Famously “Fatherland” came together when another project, “The Island,” starring Rooney Mara and Joaquin Phoenix, fell apart weeks before production was set to begin, thanks to the actors’ strike. Pawlikowski quickly zeroed in on “Fatherland.”
“I thought that could be an interesting film. Not a kind of historical reconstruction, but if we can abstract everything away and focus on the … three characters, and the moment, and reduce what was a complicated long journey,” explained Pawlikowski. “And it’s a family story in it, an incredible historical context as well, which is always something that I like doing: telling history through people, through relationships.”
Not that he didn’t make changes to the actual story.
“The actual journey happened with Katia, the wife of Thomas Mann, who wasn’t dramatically so interesting, so we dismissed her and brought in Erica, (who) was very interesting,” said Pawlikowski.
Mubi will release “Fatherland” later this year.
Yet More Reviews!
You want reviews? We’ve got them. In addition to the “Tangles” and “Parallel Tales” reviews we’ve linked to above, we have some additional write-ups out of Cannes.

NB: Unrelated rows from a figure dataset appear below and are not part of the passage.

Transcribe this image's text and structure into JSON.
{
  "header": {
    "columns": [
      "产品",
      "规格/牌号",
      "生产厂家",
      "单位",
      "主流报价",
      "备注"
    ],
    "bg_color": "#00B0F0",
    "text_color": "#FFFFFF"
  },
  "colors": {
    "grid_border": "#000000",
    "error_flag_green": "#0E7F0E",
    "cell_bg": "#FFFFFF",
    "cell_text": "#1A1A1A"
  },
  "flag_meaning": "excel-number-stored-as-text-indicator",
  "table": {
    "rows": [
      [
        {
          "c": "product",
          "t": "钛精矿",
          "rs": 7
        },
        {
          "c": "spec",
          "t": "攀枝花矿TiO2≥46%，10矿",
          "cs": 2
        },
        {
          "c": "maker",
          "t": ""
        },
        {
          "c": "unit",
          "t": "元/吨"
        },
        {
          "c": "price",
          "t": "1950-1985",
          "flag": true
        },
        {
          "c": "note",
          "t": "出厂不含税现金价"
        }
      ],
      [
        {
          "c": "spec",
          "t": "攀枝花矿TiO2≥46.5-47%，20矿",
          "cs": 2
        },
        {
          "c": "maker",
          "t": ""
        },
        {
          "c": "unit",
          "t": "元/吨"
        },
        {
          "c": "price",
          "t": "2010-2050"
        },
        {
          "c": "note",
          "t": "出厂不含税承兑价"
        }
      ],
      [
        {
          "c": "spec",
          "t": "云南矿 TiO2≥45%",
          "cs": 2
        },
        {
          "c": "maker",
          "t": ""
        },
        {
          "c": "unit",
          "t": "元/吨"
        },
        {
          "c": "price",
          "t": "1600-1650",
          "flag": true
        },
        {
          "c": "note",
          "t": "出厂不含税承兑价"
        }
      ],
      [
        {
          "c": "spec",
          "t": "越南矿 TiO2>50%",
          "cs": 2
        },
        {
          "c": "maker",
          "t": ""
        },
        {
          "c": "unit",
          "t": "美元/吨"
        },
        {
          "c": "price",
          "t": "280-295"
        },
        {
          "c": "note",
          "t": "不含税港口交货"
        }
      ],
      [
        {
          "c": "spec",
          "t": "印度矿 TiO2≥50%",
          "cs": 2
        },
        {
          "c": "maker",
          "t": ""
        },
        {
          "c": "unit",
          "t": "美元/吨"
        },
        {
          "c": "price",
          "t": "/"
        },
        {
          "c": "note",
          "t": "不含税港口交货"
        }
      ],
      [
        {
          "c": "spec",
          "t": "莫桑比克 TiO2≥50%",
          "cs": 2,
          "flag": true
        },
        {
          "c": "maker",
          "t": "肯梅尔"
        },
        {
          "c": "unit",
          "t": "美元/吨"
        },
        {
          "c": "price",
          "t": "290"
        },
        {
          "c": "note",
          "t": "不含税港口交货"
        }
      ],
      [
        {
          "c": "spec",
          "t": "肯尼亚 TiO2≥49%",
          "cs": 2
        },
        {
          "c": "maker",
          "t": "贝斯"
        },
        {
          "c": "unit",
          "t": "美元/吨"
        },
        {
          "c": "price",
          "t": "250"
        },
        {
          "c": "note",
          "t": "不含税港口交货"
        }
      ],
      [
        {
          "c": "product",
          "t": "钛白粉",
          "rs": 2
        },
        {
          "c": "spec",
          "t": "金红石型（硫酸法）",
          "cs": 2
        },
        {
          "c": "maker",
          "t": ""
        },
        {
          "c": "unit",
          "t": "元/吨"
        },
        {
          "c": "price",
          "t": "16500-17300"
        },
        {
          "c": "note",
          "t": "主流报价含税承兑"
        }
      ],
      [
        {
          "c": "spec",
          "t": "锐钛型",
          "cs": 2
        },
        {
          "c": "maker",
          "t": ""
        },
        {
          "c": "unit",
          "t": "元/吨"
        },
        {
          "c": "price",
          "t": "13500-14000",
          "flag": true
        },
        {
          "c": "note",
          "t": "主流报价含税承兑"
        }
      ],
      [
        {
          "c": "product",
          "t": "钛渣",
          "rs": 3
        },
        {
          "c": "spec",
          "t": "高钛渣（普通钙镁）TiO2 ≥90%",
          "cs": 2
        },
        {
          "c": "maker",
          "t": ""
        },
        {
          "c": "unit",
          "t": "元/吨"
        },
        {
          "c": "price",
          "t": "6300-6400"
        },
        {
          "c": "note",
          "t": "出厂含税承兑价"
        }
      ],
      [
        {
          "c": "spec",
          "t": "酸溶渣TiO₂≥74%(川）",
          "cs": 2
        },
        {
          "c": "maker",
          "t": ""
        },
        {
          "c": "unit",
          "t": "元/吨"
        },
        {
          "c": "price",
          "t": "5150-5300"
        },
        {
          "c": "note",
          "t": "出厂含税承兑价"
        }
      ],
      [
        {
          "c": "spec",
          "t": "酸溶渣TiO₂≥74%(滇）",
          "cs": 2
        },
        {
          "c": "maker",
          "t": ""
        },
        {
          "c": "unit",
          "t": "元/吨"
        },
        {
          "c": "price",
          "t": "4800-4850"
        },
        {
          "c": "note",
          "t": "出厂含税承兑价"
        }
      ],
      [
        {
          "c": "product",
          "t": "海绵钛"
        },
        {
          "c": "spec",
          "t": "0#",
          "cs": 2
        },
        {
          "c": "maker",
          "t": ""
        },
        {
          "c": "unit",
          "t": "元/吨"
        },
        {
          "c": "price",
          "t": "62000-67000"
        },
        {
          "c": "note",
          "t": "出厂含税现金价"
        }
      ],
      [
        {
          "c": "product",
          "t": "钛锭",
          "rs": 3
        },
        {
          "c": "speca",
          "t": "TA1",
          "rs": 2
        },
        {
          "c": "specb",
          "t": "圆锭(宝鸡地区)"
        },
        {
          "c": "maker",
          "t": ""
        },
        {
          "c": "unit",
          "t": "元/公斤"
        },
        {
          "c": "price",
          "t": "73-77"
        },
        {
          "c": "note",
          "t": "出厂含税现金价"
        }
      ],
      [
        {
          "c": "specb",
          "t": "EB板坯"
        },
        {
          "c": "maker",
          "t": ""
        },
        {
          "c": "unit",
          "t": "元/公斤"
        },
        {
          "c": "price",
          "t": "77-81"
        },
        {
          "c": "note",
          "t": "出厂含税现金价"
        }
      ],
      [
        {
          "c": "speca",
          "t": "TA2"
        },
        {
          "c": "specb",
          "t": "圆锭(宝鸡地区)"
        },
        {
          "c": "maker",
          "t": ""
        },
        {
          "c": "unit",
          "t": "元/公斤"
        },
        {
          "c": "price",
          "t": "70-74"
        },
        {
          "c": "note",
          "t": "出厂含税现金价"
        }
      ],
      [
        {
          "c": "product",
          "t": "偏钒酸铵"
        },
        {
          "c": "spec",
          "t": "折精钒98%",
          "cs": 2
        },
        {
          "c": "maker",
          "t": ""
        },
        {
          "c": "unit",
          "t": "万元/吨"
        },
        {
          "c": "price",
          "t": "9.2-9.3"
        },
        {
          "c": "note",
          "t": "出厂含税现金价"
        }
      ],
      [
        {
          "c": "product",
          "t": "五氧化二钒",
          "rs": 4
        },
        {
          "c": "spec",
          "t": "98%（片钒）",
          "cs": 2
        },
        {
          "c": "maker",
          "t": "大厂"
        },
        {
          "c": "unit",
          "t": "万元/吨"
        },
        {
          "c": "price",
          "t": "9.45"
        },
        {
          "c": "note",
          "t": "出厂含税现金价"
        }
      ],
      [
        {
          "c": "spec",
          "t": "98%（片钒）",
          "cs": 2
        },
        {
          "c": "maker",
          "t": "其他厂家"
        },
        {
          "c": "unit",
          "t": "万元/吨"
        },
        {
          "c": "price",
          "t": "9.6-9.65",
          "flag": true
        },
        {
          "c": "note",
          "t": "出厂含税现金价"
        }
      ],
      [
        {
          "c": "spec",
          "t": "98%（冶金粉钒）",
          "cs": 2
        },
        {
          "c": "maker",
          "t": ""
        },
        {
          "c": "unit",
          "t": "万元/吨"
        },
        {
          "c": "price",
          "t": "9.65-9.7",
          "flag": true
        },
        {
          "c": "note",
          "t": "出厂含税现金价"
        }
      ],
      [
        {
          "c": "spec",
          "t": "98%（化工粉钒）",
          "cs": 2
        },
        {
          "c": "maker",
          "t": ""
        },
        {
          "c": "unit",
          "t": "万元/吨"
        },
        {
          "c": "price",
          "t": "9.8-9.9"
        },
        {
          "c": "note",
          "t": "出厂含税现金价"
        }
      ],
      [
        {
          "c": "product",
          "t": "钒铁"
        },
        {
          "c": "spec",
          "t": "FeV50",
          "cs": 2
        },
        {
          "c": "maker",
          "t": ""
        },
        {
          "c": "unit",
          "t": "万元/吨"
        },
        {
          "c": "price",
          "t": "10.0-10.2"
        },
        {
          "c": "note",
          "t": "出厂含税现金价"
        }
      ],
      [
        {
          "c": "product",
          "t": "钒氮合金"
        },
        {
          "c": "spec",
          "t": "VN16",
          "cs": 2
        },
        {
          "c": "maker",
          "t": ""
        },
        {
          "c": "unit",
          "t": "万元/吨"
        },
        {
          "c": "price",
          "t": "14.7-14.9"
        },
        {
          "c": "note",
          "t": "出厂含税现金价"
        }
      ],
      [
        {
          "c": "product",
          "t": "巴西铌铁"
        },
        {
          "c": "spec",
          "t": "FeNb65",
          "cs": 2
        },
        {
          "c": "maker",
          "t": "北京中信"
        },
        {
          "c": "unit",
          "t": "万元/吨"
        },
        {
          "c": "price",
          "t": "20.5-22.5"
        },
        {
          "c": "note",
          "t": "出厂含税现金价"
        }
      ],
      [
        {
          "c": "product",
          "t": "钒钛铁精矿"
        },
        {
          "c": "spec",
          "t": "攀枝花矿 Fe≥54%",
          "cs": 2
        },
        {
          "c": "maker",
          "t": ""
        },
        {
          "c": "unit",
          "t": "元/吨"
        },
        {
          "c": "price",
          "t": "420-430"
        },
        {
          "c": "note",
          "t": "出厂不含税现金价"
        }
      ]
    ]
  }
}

Zachary Lee reviewed Guillaume Canet’s latest “Karma,” starring Marion Cotillard and Leonardo Sbaraglia and shot by the wonderful cinematographer Benoît Debie, which he described as “a punishing, tense and brutal odyssey to hell and back with a reliably great performance from Cotillard.”
In “Karma” Cotillard plays a woman living in Spain who accused of a crime who must hideout in the cult she left years before. If you want more of a taste of “Karma,” you can actually watch a teaser below. It’s like we’re in Cannes!
And while there were certain aspects of the film that dazzled our reviewer, he concluded that “while Debie’s cinematography, Canet’s direction and a chilling, organ-heavy score that feels like experiencing a jump scare every time it is deployed make this more than mediocre, you’ll find it hard to distinguish these stories from other tales you can probably find on Netflix of people finding liberation from cults.” Ouch!
Our own Steve Pond reviewed “All of a Sudden,” the latest film from “Drive My Car” filmmaker Ryusuke Hamaguchi, which Pond points out, despite its title, runs a leisurely three-hours-and-sixteen-minutes.
And while that runtime might have been punishing, Pond seems to have enjoyed his stay with the filmmaker – mostly. “As he did in ‘Drive My Car,’ the director turns to theater as a way to cope with the thorniness of life, and he defaults to moody resonance over explanation at every turn. ‘All of a Sudden’ circles back to the idea of hope in impossible situations; it gently insists that no one is normal, and it helps us find the beauty in that,” Pond wrote.